~/siphon

Change data capture (CDC)

CDC ("continuous sync" / follow mode) keeps a target database in step with a source by streaming changes as they happen, rather than re-running a full backup/restore. siphon streams the source's logical change stream and applies each change to the target continuously, until interrupted. It works same-engine (Postgres→Postgres, MySQL→MySQL) and cross-engine (Postgres→MySQL) alike, because changes are carried as engine-neutral CanonicalChanges and replayed natively on the target.

How it works

internal/app/cdc.go holds:

  • CDCState — the persisted resume record (job_id, source/target profiles, last_applied_lsn for Postgres, last_binlog_file + last_binlog_pos for MySQL/MariaDB, updated_at).
  • saveCDCState / loadCDCState — JSON state files under a per-user directory resolved from SIPHON_STATE_HOME, then XDG_STATE_HOME, then $HOME/.local/state/siphon/cdc.
  • RunCDC — the capability-gated entry point. Both drivers must advertise CapCDC. It connects source and target, then:
    1. First run (no prior state): captures the source's current stream position (BasePositioner.CurrentPosition), takes an initial schema+data snapshot via the canonical transfer pipe (InspectSchemaEmitCanonicalConsumeCanonical), persists the start position, then streams changes committed after it.
    2. Restart (prior state exists): resumes from the saved position, no snapshot.
    3. Stream loop: ChangeStreamer.StreamChanges (unbounded) emits each CanonicalChange; RunCDC applies it via CanonicalTransfer.ApplyChange on the target and persists the streamer's delivered position on exit.

The job_id is a stable hash of (from, to), so re-running the same continuous sync resumes from the same state file.

CDCState save/load round-trip, the state-dir resolution, and the no-capability rejection are unit-tested (internal/app/cdc_test.go). End-to-end streaming (same-engine, cross-engine, and resume) is covered by integration tests (internal/app/cdc_integration_test.go, -tags integration).

The CLI surface

Two equivalent entry points:

# Dedicated command
siphon cdc <from> <to>
siphon cdc --from pg-prod --to pg-replica

# sync follow mode (equivalent)
siphon sync --from pg-prod --to pg-replica --continuous

Both stream continuously until interrupted. Press Ctrl-C to stop cleanly — ctx cancellation is the normal termination signal; the final position is persisted on exit so a later run resumes without a gap.

Status

CapabilityStatus
CDCState persistence (save/load)✅ Works (unit-tested)
State-dir resolution (SIPHON_STATE_HOME / XDG_STATE_HOME)✅ Works (unit-tested)
Resume from prior state on restart✅ Works
Capability gating on CapCDC✅ Works (true on postgres, mysql, mariadb)
siphon cdc CLI subcommand✅ Wired
sync --continuous follow mode✅ Routes to RunCDC
Initial snapshot → stream handoff✅ Works
Continuous change streaming (same + cross-engine)✅ Works

Resume state

RunCDC resumes from the last persisted position. State files live at:

$SIPHON_STATE_HOME/cdc/<job-id>.state        # if SIPHON_STATE_HOME is set
$XDG_STATE_HOME/siphon/cdc/<job-id>.state     # else if XDG_STATE_HOME is set
$HOME/.local/state/siphon/cdc/<job-id>.state  # default

Each file is JSON: source/target profiles plus the last applied position (LSN for Postgres, binlog file + offset for MySQL/MariaDB).

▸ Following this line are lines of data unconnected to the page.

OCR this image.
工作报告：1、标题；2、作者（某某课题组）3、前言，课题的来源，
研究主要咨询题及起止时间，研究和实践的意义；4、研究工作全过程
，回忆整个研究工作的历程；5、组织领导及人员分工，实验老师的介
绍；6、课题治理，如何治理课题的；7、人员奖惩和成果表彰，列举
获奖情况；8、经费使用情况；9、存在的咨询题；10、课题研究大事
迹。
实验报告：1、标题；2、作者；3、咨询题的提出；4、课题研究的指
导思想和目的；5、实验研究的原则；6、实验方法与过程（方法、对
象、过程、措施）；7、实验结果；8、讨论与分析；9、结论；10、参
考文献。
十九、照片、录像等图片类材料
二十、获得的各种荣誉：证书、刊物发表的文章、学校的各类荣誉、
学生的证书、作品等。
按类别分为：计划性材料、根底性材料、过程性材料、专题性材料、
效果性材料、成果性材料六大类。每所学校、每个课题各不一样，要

Checkpoint/resume granularity is "since the streamer's last delivered position." RunCDC persists the position the change streamer reports when the stream stops — a position tied to what was actually delivered, never ahead of it. There is deliberately no ahead-of-stream periodic checkpoint: writing the source's current WAL/binlog end mid-stream would, after a crash, resume past changes that were streamed but never applied — silent data loss. After a crash it resumes from the last persisted position and re-applies the tail. This is safe because delivery is at-least-once and ApplyChange is idempotent: INSERT is idempotent (upsert), and UPDATE/DELETE target by primary key. Re-applying the tail is therefore a no-op — no gaps, no duplicates.

Limitations

  • Postgres source requires wal_level=logical and sufficient max_replication_slots / max_wal_senders; MySQL/MariaDB source requires row-based binlogging. These are the same prerequisites as incremental backup.
  • At-least-once, not exactly-once — see resume granularity above. Correct because apply is idempotent; a target with non-idempotent side effects (triggers, etc.) is out of scope.
  • Snapshot consistency window — the start position is captured before the snapshot, so changes committed during the snapshot are re-streamed and re-applied idempotently rather than lost.